I read about the pencil made by specialization.
It convinced me that I am not special.
I am too soft for the hard jobs like mining and logging.
I am not interested in chemistry.
Maybe I am mistaken in thinking I should enjoy my role.
Then where is the sorting hat to tell me my place?
Whether I am a hunter or gatherer?
What is my comparative advantage?
I am all supply and no demand.
I am a volatile stock.
I eat all the samples at Whole Foods without buying anything.
When I came to visit you
You seemed so happy
I got a roast beef sandwich from Arby’s on the drive up
I was happy
You talked about the friends you had made
We threw a Frisbee around the disc golf course
Even though it was a regular Frisbee and not the disc golf kind
On the drive back Dad told me that you were not actually happy
And that I should not be fooled
Annie and Ruthie never visited
And I didn’t understand why
When you came to visit me I was scared
I was not allowed to eat the Reese’s Peanut Butter Cups that Ruthie sent me
You told me that you weren’t drunk
As if I didn’t know the exact face that you make
As if that expression wasn’t branded into my retinas, ad infinitum
And sometimes I wonder if people look into my eyes and see the mark that was left
And if it shows to whom I belong
I was mad
And I told you to leave
You mailed me an Easter basket this year
Inside were some Reese’s Peanut Butter Cups
The special egg-shaped ones
I ate them
And these eyes can’t see far enough outside myself to know
Which parts of me are your hand-me-downs
The Nice Guy Awards 2017
When they hold the annual awards show for nicest guy,
I will have prepared my acceptance speech.

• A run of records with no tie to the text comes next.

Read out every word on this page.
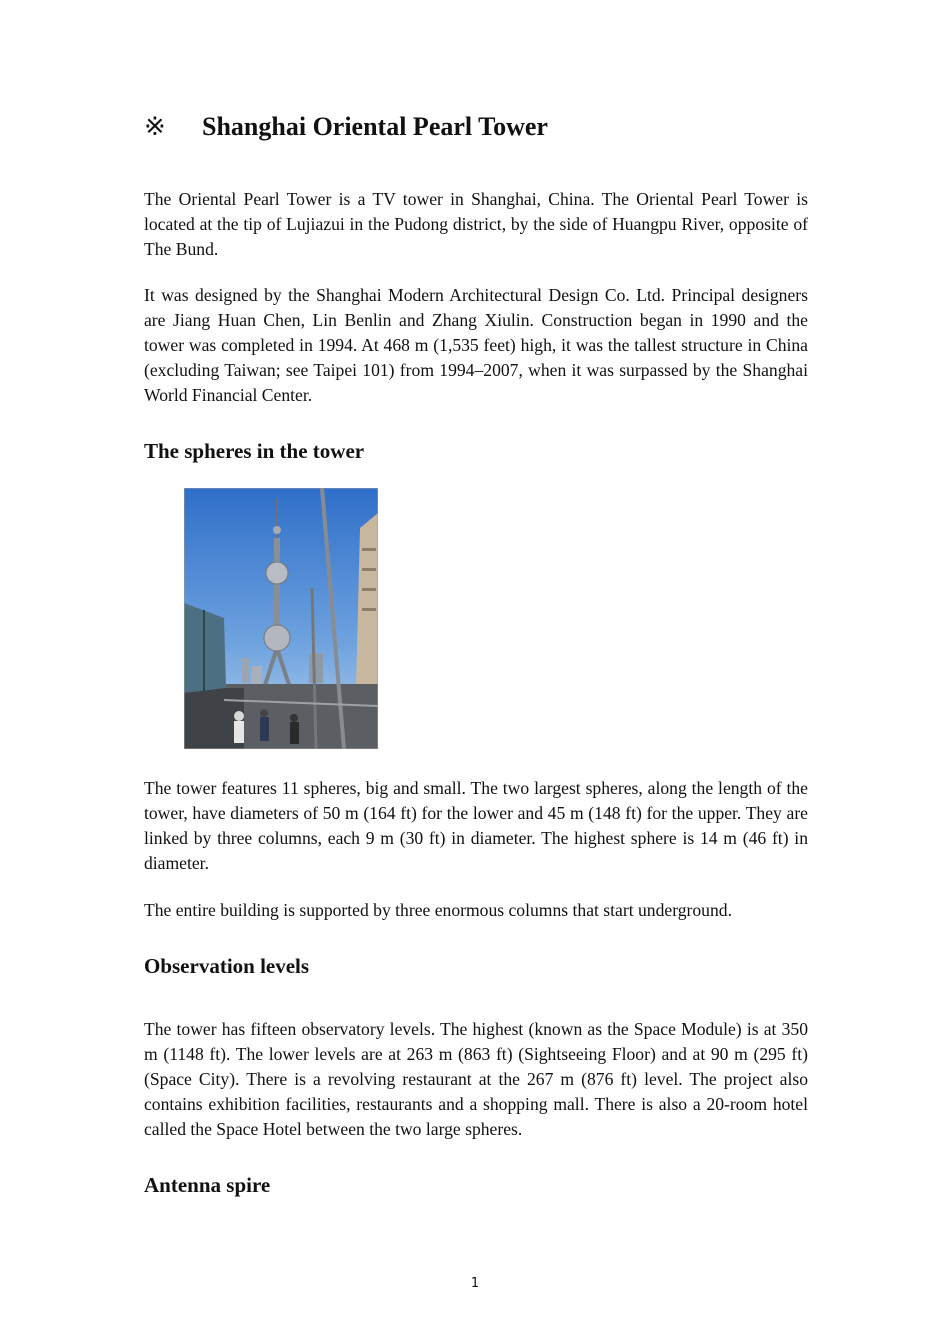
※ Shanghai Oriental Pearl Tower

The Oriental Pearl Tower is a TV tower in Shanghai, China. The Oriental Pearl Tower is located at the tip of Lujiazui in the Pudong district, by the side of Huangpu River, opposite of The Bund.

It was designed by the Shanghai Modern Architectural Design Co. Ltd. Principal designers are Jiang Huan Chen, Lin Benlin and Zhang Xiulin. Construction began in 1990 and the tower was completed in 1994. At 468 m (1,535 feet) high, it was the tallest structure in China (excluding Taiwan; see Taipei 101) from 1994–2007, when it was surpassed by the Shanghai World Financial Center.

The spheres in the tower

The tower features 11 spheres, big and small. The two largest spheres, along the length of the tower, have diameters of 50 m (164 ft) for the lower and 45 m (148 ft) for the upper. They are linked by three columns, each 9 m (30 ft) in diameter. The highest sphere is 14 m (46 ft) in diameter.

The entire building is supported by three enormous columns that start underground.

Observation levels

The tower has fifteen observatory levels. The highest (known as the Space Module) is at 350 m (1148 ft). The lower levels are at 263 m (863 ft) (Sightseeing Floor) and at 90 m (295 ft) (Space City). There is a revolving restaurant at the 267 m (876 ft) level. The project also contains exhibition facilities, restaurants and a shopping mall. There is also a 20-room hotel called the Space Hotel between the two large spheres.

Antenna spire
1
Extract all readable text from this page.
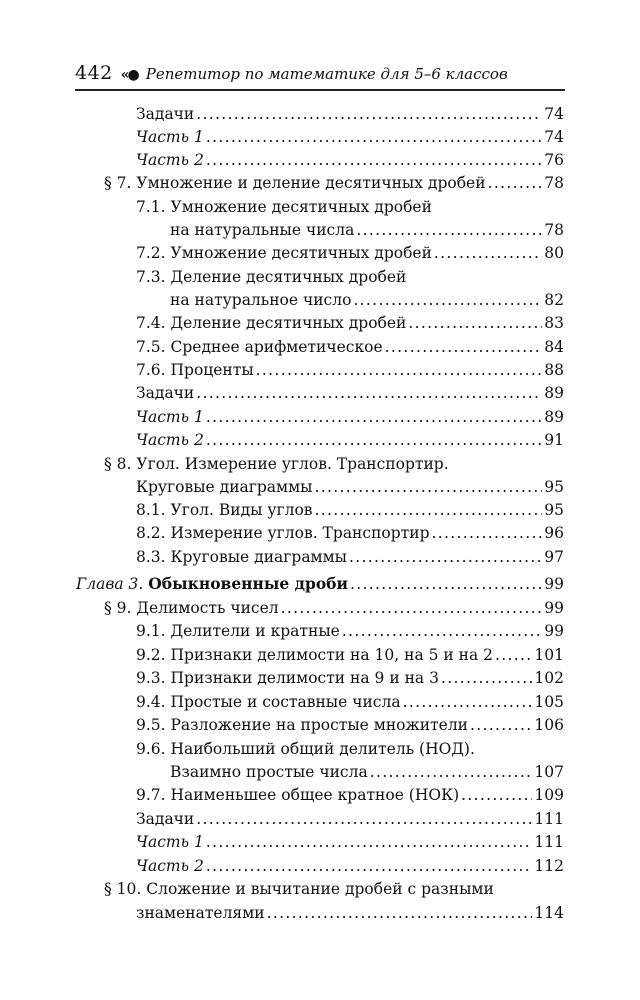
442 «● Репетитор по математике для 5–6 классов
Задачи . . .	74
Часть 1 . . .	74
Часть 2 . . .	76
§ 7. Умножение и деление десятичных дробей . . .	78
7.1. Умножение десятичных дробей
на натуральные числа . . .	78
7.2. Умножение десятичных дробей . . .	80
7.3. Деление десятичных дробей
на натуральное число . . .	82
7.4. Деление десятичных дробей . . .	83
7.5. Среднее арифметическое . . .	84
7.6. Проценты . . .	88
Задачи . . .	89
Часть 1 . . .	89
Часть 2 . . .	91
§ 8. Угол. Измерение углов. Транспортир.
Круговые диаграммы . . .	95
8.1. Угол. Виды углов . . .	95
8.2. Измерение углов. Транспортир . . .	96
8.3. Круговые диаграммы . . .	97
Глава 3. Обыкновенные дроби . . .	99
§ 9. Делимость чисел . . .	99
9.1. Делители и кратные . . .	99
9.2. Признаки делимости на 10, на 5 и на 2 . . .	101
9.3. Признаки делимости на 9 и на 3 . . .	102
9.4. Простые и составные числа . . .	105
9.5. Разложение на простые множители . . .	106
9.6. Наибольший общий делитель (НОД).
Взаимно простые числа . . .	107
9.7. Наименьшее общее кратное (НОК) . . .	109
Задачи . . .	111
Часть 1 . . .	111
Часть 2 . . .	112
§ 10. Сложение и вычитание дробей с разными
знаменателями . . .	114
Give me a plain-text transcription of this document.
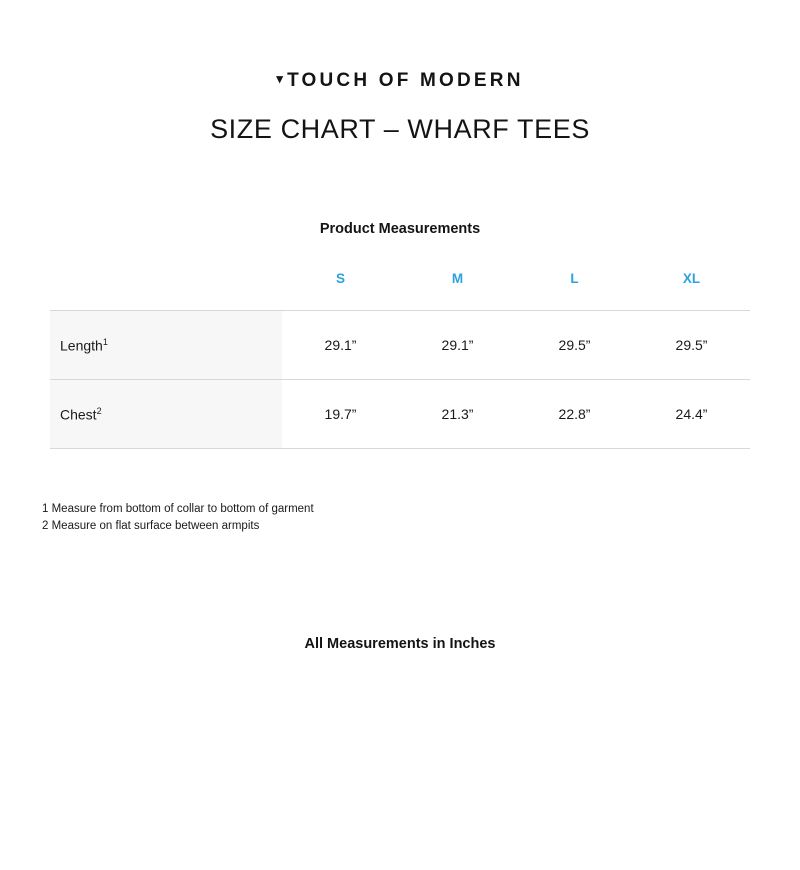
▾TOUCH OF MODERN
SIZE CHART – WHARF TEES
Product Measurements
	S	M	L	XL
Length$^1$	29.1”	29.1”	29.5”	29.5”
Chest$^2$	19.7”	21.3”	22.8”	24.4”
1 Measure from bottom of collar to bottom of garment
2 Measure on flat surface between armpits
All Measurements in Inches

Have to thank parents first, that will look good.
And I feel like it’s sincere, anyway.
Next come the friends.
I couldn’t have won it without pretending to want to help carry their groceries.
Of course, I should be prepared for if I don’t win.
I will be a gracious loser.
After all, if I didn’t win, I must have not been the nicest guy.
If I had only nodded a few more times while listening to that story the other day.
But if I’m being impartial here, I really should win.
This year’s field is relatively weak.
The only thing left,
Is to think of a way to parlay this award into getting women I’m interested in to like me.